The fallout of the Soviet reactors should remind us how powerless we were to protect the Laplanders and their lichen-eating reindeer.

The most important features of the earth are the magnetic field shielding us from the solar wind and the molten inner core generating that field about the rotating planet.  We demonstrate no power over solar activity.  The magnetic field will reverse as it has reversed through the life of the planet.

What we are often powerless to do, is to undo the damage that we do.  Whether in the result of draining the bogs of Europe or in the deforestation in the Levant, we do not seem to demonstrate so much power as our aptitude for triggering unintended consequences.

The hyperbole about our power over nature may have the unintended consequence of undermining efforts to explain such undesirable effects as climate change, species extinction and ocean pollution.

When a fool such a Palin rejects the reality of climate change on the basis that man does not control nature, we should all see some problem in this rhetoric.


If we succeed in recreating a wooly mammoth, you can be sure that we will be powerless to restore the elephant herds of Africa or the prairie grasslands.

Perhaps what is meant by "nature" is what suggests this trope of "man's power over nature".
Our inability to predict such a wide range of serious unintended consequences should sober us: the power was supposed to begin in prediction.

Consider Hans Jonas on the fundamental consideration that man is an organism.  Some will contest that this is an optional "theoretical" standpoint.

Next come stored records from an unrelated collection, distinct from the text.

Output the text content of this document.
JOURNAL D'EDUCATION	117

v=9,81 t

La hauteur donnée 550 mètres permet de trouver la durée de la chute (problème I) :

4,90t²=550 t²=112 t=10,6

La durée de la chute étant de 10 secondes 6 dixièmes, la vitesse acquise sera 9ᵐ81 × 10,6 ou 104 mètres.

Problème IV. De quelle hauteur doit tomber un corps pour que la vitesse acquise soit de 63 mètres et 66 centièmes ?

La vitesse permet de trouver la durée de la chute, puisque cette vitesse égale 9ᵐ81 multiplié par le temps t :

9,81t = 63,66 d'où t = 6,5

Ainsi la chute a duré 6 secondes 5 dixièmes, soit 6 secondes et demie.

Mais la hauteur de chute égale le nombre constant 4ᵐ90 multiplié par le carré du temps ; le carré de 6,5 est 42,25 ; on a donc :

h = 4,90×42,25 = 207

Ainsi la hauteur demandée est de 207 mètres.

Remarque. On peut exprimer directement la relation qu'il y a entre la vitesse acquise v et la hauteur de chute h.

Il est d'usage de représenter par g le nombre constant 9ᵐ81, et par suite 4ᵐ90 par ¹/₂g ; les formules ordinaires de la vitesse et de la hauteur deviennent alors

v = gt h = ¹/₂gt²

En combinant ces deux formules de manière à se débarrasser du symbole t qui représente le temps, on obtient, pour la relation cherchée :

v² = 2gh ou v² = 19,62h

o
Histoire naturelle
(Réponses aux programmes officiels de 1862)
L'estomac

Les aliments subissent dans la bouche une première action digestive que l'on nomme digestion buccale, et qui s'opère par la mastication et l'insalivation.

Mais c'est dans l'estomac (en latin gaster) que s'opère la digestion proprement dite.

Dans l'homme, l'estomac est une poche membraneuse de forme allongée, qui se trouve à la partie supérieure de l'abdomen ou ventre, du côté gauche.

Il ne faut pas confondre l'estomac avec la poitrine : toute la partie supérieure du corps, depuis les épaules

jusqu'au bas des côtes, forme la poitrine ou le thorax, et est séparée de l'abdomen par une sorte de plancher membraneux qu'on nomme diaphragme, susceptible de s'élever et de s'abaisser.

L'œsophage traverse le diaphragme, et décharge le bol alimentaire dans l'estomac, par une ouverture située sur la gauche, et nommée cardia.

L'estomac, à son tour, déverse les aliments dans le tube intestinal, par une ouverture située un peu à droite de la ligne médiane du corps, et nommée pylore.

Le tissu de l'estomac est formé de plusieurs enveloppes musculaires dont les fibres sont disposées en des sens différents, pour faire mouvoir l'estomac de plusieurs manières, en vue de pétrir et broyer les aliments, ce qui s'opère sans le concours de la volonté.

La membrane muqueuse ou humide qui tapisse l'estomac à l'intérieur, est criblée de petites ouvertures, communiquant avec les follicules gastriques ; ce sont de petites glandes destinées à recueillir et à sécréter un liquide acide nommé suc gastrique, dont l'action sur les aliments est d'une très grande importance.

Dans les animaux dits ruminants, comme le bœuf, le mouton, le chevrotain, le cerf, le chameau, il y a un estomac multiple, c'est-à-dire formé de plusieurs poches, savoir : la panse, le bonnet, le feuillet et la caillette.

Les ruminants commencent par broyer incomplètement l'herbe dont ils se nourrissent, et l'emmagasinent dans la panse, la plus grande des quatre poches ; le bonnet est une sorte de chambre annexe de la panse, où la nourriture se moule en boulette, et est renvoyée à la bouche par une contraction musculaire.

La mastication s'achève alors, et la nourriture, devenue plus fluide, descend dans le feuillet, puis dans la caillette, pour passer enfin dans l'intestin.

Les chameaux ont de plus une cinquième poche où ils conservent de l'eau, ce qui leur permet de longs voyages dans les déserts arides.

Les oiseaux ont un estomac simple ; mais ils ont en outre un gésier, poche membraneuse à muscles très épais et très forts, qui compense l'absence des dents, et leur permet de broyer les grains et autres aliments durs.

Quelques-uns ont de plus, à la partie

It is a fact.  Jonas on  the subject of death might have done better to consider the generations in populations.

What power over nature is being demonstrated by the gorilla with the "walking stick" or other innovations? [see: PLOS on gorilla use of tools.]

Man is no longer the "tool-using" organism.  When we finally reassess the "laboratory" handling of "Nim Chimsky" we will eventually concede that we are not so exclusively the language-using organism.

The UN report on the devastation of coral reefs since 1970 is not a testament to our power over nature.

Hans Jonas on death might have benefited from consideration of petroleum: millenia of dead plant matter entrusted to the shale in the earth's crust now gushing into the Gulf of Mexico.  Surely the reliance on petroleum is a metaphor worth perserving: refined as paraffin it brought odourless smoke to the candles and lamps of those who could afford it - while poisoning them silently with its fumes (as had the creosote of fires through the millenia.) The poor burned smelly fish oil or worse.

Heidegger, Arendt, Jaspers

I have not seen a plain word spoken on Heidegger handing his willing Arendt to his friend Jaspers.

Heidegger remarks somewhere about Jaspers refusal to leave his Jewish wife.  Did Heidegger imagine in some way that they would share his wood nymph?

Ambiguity remains in just how Heidegger and Arendt negotiated her transfer from Marburg to Heidelberg.  Jaspers response to Arendt's disclosure decades later was something of a surprise.  Was he inept at feigning ignorance?

The "transfer" to the esteemed Jaspers has its counterpart in her loveless marriage to the despised Guenther Stern. And with regard to both Stern and Arendt, the name of Hans Jonas.

In Heidegger's Children, Richard Wolin seems to indicate that there was nothing more to say about Jonas seeking out Arendt: there is no reference to a source. Heidegger simply sent him.